EB: And that’s what really struck me about those micro poems—how they manage to operate in a kind of personal transparency, as well as a clearly political register. They’re somehow both modest and defiant. I think you bring up a great point about the undiscussed private ways to be political, especially when we might consider the fundamental acts of a poem as occurring beneath its denotative or public surface. Which brings me to my last question! In your most recent book, Songs from a Mountain, I was struck by the sheer number of real places that appear—the effect, for me, was feeling both grounded in reality (where places and bodies have names), and still somehow fully placeless, in the mind, free of perimeter. “If aloneness creates its own desire / send me back in mapped envelopes” demands the speaker in the poem, “Matson.” How does location, geographic or otherwise, influence your writing?

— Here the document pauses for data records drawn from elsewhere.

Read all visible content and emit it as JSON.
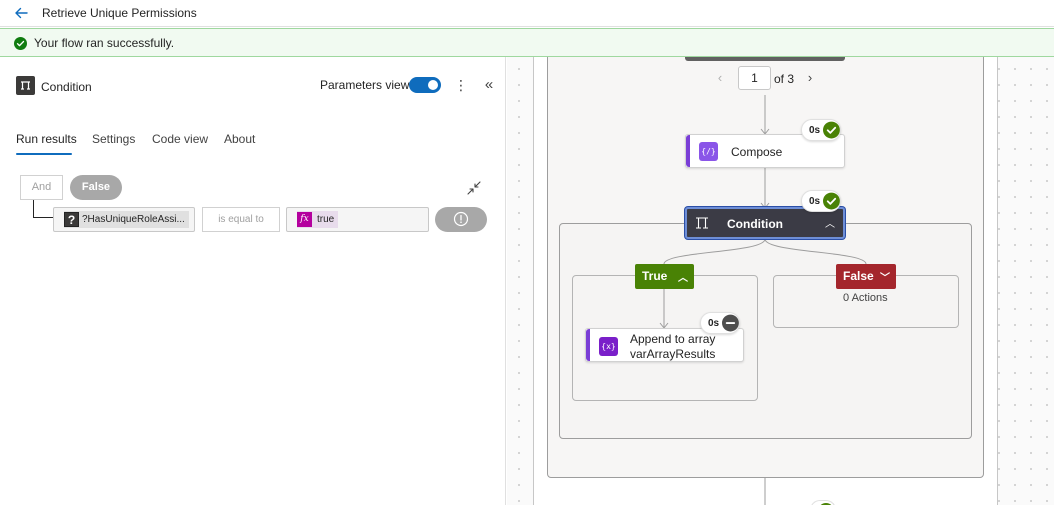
{
  "header": {
    "title": "Retrieve Unique Permissions"
  },
  "banner": {
    "message": "Your flow ran successfully."
  },
  "panel": {
    "title": "Condition",
    "parameters_view_label": "Parameters view",
    "parameters_view_on": true,
    "tabs": [
      {
        "label": "Run results",
        "active": true
      },
      {
        "label": "Settings",
        "active": false
      },
      {
        "label": "Code view",
        "active": false
      },
      {
        "label": "About",
        "active": false
      }
    ],
    "condition": {
      "group_operator": "And",
      "result": "False",
      "left_operand": "?HasUniqueRoleAssi...",
      "operator": "is equal to",
      "right_operand": "true"
    }
  },
  "canvas": {
    "pager": {
      "current": "1",
      "of_label": "of 3"
    },
    "compose": {
      "label": "Compose",
      "duration": "0s",
      "status": "succeeded"
    },
    "condition": {
      "label": "Condition",
      "duration": "0s",
      "status": "succeeded"
    },
    "true_branch": {
      "label": "True",
      "action": {
        "line1": "Append to array",
        "line2": "varArrayResults",
        "duration": "0s",
        "status": "skipped"
      }
    },
    "false_branch": {
      "label": "False",
      "actions_text": "0 Actions"
    }
  },
  "colors": {
    "accent": "#0f6cbd",
    "success": "#498205",
    "failure": "#a4262c",
    "banner_bg": "#f1faf1",
    "variable_purple": "#8a55e8",
    "expression_magenta": "#b4009e"
  },
  "icons": {
    "back": "arrow-left-icon",
    "banner": "check-circle-icon",
    "panel": "condition-icon",
    "more": "more-vertical-icon",
    "collapse": "double-chevron-left-icon",
    "expand": "collapse-arrows-icon",
    "status": "info-circle-icon",
    "variable": "variable-icon",
    "success": "check-circle-icon",
    "skipped": "minus-circle-icon"
  }
}
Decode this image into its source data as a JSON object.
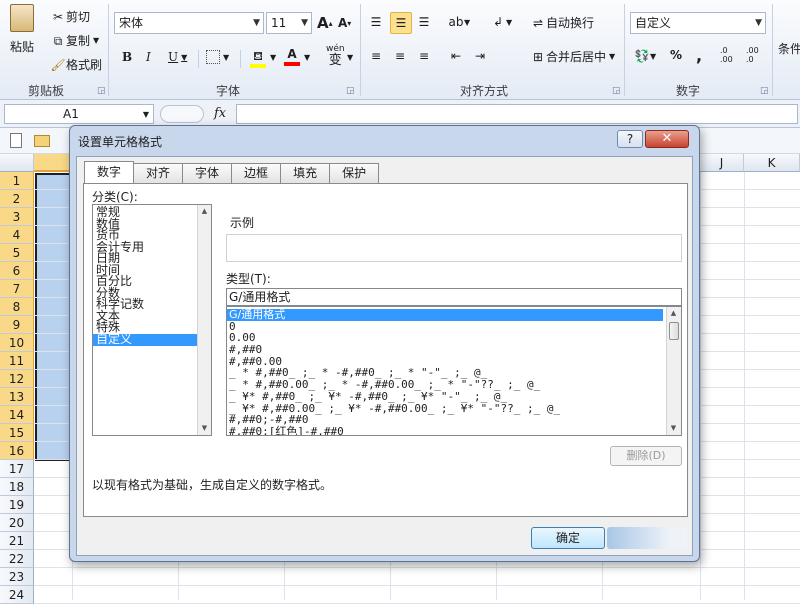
{
  "ribbon": {
    "clipboard": {
      "paste": "粘贴",
      "cut": "剪切",
      "copy": "复制",
      "format_painter": "格式刷",
      "group": "剪贴板"
    },
    "font": {
      "name": "宋体",
      "size": "11",
      "grow": "A",
      "shrink": "A",
      "bold": "B",
      "italic": "I",
      "underline": "U",
      "wen": "wén",
      "wen_char": "变",
      "fill_color": "#ffff00",
      "font_color": "#ff0000",
      "group": "字体"
    },
    "alignment": {
      "wrap": "自动换行",
      "merge": "合并后居中",
      "group": "对齐方式"
    },
    "number": {
      "format": "自定义",
      "percent": "%",
      "comma": ",",
      "inc_decimal": ".0\n.00",
      "dec_decimal": ".00\n.0",
      "group": "数字"
    },
    "conditional": "条件"
  },
  "formula_bar": {
    "cell_ref": "A1",
    "fx": "fx",
    "value": ""
  },
  "sheet": {
    "columns": [
      "J",
      "K"
    ],
    "rows": [
      "1",
      "2",
      "3",
      "4",
      "5",
      "6",
      "7",
      "8",
      "9",
      "10",
      "11",
      "12",
      "13",
      "14",
      "15",
      "16",
      "17",
      "18",
      "19",
      "20",
      "21",
      "22",
      "23",
      "24"
    ],
    "selected_rows": 16
  },
  "dialog": {
    "title": "设置单元格格式",
    "help": "?",
    "close": "✕",
    "tabs": [
      "数字",
      "对齐",
      "字体",
      "边框",
      "填充",
      "保护"
    ],
    "category_label": "分类(C):",
    "categories": [
      "常规",
      "数值",
      "货币",
      "会计专用",
      "日期",
      "时间",
      "百分比",
      "分数",
      "科学记数",
      "文本",
      "特殊",
      "自定义"
    ],
    "selected_category": "自定义",
    "sample_label": "示例",
    "type_label": "类型(T):",
    "type_value": "G/通用格式",
    "types": [
      "G/通用格式",
      "0",
      "0.00",
      "#,##0",
      "#,##0.00",
      "_ * #,##0_ ;_ * -#,##0_ ;_ * \"-\"_ ;_ @_",
      "_ * #,##0.00_ ;_ * -#,##0.00_ ;_ * \"-\"??_ ;_ @_",
      "_ ¥* #,##0_ ;_ ¥* -#,##0_ ;_ ¥* \"-\"_ ;_ @_",
      "_ ¥* #,##0.00_ ;_ ¥* -#,##0.00_ ;_ ¥* \"-\"??_ ;_ @_",
      "#,##0;-#,##0",
      "#,##0;[红色]-#,##0"
    ],
    "delete_button": "删除(D)",
    "description": "以现有格式为基础，生成自定义的数字格式。",
    "ok_button": "确定"
  }
}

AN: It did especially with that book. I wrote the earliest poems in my last few months in Iowa, there are a handful I wrote when I had to move home for a surgery, and the guts of the book—the long poems and the short ones—were written after I moved to California. A lot of them felt (still do) dependent on accumulated, newer habits of life here and the landscape of the neighborhood I’ve lived in now for six years. I remember there was this whole span of time that a Safeway was knocked down—only to be rebuilt—and while it was under construction, the view up Claremont Avenue was a daily, stunning reminder of the forms of the earth. After living in the Midwest for ten years, writing against the jagged backdrop of the state of California changed the possibilities of my relationship to form. Also: time, the body, the city, and reading. But form first.